Faster Convergence: By accumulating gradients in consistent directions, momentum accelerates progress toward optima
Reduced Oscillation: The averaging effect smooths out noisy or conflicting gradient signals
Escape Local Minima: Built-up momentum can help push through shallow local minima to find better solutions

Your Task: Implement a function that performs a single momentum-based gradient descent update step. The function should:

Accept current parameter(s), gradient(s), and velocity values
Support both scalar values and 1D arrays (for updating multiple parameters simultaneously)
Use default values of learning_rate=0.01 and momentum_coefficient=0.9
Return both the updated parameter(s) and the new velocity values as a tuple
Round all output values to 3 decimal places for consistency

Let's trace through the momentum update step-by-step:

Given values: • Current parameter θ = 1.0 • Current gradient g = 0.1 • Current velocity v = 0.1 • Learning rate α = 0.01 (default) • Momentum coefficient γ = 0.9 (default)
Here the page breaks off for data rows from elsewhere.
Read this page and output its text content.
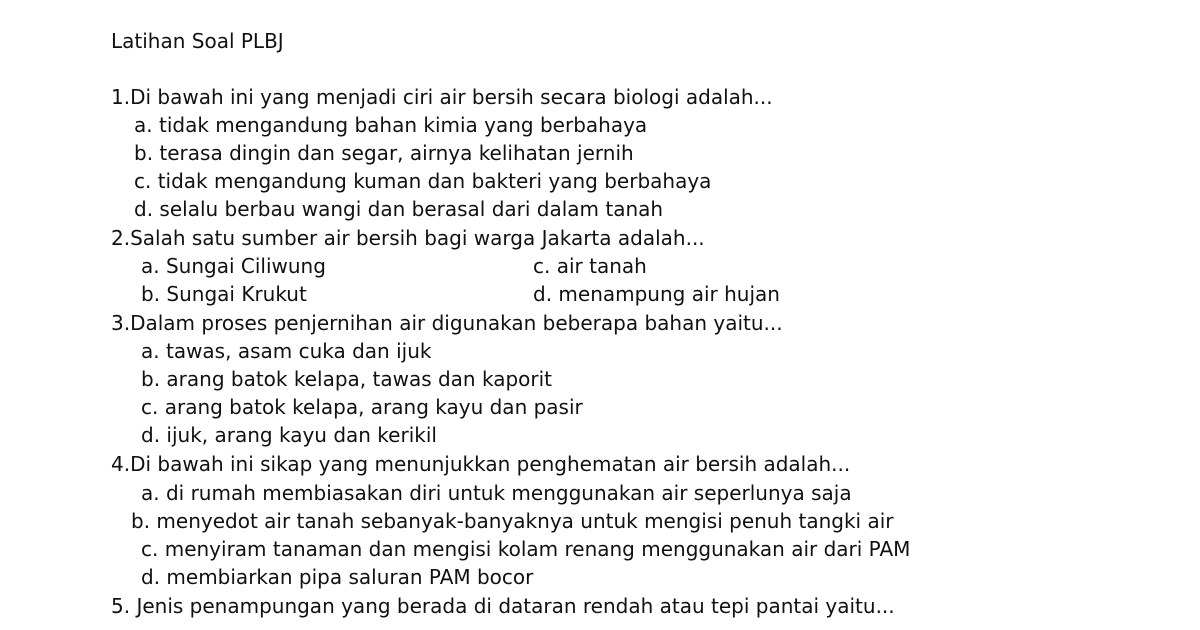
Latihan Soal PLBJ
1.Di bawah ini yang menjadi ciri air bersih secara biologi adalah...
a. tidak mengandung bahan kimia yang berbahaya
b. terasa dingin dan segar, airnya kelihatan jernih
c. tidak mengandung kuman dan bakteri yang berbahaya
d. selalu berbau wangi dan berasal dari dalam tanah
2.Salah satu sumber air bersih bagi warga Jakarta adalah...
a. Sungai Ciliwung	c. air tanah
b. Sungai Krukut	d. menampung air hujan
3.Dalam proses penjernihan air digunakan beberapa bahan yaitu...
a. tawas, asam cuka dan ijuk
b. arang batok kelapa, tawas dan kaporit
c. arang batok kelapa, arang kayu dan pasir
d. ijuk, arang kayu dan kerikil
4.Di bawah ini sikap yang menunjukkan penghematan air bersih adalah...
a. di rumah membiasakan diri untuk menggunakan air seperlunya saja
b. menyedot air tanah sebanyak-banyaknya untuk mengisi penuh tangki air
c. menyiram tanaman dan mengisi kolam renang menggunakan air dari PAM
d. membiarkan pipa saluran PAM bocor
5. Jenis penampungan yang berada di dataran rendah atau tepi pantai yaitu...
Step 1: Compute new velocity v_new = γ × v + α × g v_new = 0.9 × 0.1 + 0.01 × 0.1 v_new = 0.09 + 0.001 = 0.091

Step 2: Update parameter θ_new = θ - v_new θ_new = 1.0 - 0.091 = 0.909

The function returns (0.909, 0.091) representing the updated parameter and new velocity.

This example shows the first iteration when starting from zero velocity:

Given values: • Current parameter θ = 2.0 • Current gradient g = 0.5 • Current velocity v = 0.0 (initial state)
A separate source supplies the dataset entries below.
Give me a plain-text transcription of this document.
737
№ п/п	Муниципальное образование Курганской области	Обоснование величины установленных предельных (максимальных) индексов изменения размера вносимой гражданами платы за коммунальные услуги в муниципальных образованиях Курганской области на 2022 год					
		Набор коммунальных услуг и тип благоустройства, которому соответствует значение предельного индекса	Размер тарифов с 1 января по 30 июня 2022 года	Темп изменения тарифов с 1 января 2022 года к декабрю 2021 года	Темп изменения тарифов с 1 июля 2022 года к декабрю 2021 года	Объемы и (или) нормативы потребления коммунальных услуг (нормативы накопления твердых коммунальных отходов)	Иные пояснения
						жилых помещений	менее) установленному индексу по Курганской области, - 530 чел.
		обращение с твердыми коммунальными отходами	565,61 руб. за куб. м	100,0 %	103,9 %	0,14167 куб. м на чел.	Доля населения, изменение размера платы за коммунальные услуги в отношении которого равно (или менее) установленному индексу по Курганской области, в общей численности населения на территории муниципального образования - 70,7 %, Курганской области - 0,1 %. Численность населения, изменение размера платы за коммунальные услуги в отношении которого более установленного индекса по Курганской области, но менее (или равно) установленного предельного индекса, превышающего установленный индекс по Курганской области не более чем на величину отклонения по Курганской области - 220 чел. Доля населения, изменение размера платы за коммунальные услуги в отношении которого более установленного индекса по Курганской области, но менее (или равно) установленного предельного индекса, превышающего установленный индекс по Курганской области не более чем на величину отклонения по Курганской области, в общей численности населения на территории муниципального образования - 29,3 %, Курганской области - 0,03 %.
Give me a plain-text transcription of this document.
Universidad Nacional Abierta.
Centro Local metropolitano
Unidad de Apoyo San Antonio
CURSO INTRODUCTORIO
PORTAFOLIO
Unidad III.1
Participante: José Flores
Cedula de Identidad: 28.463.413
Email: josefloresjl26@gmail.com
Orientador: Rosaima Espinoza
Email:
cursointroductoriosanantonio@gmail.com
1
Step 1: Compute new velocity v_new = 0.9 × 0.0 + 0.01 × 0.5 v_new = 0 + 0.005 = 0.005

Step 2: Update parameter θ_new = 2.0 - 0.005 = 1.995

With zero initial velocity, the first update is entirely determined by the scaled gradient. Subsequent iterations will accumulate momentum.

The momentum update seamlessly extends to arrays, applying the same logic element-wise:

For each element i: • v_new[i] = 0.9 × velocity[i] + 0.01 × grad[i] • θ_new[i] = parameter[i] - v_new[i]

Calculations: • Element 0: v_new = 0.001, θ_new = 1.0 - 0.001 = 0.999 • Element 1: v_new = 0.002, θ_new = 2.0 - 0.002 = 1.998 • Element 2: v_new = 0.003, θ_new = 3.0 - 0.003 = 2.997

This vectorized operation is how momentum is applied in practice to entire weight matrices or bias vectors in neural networks.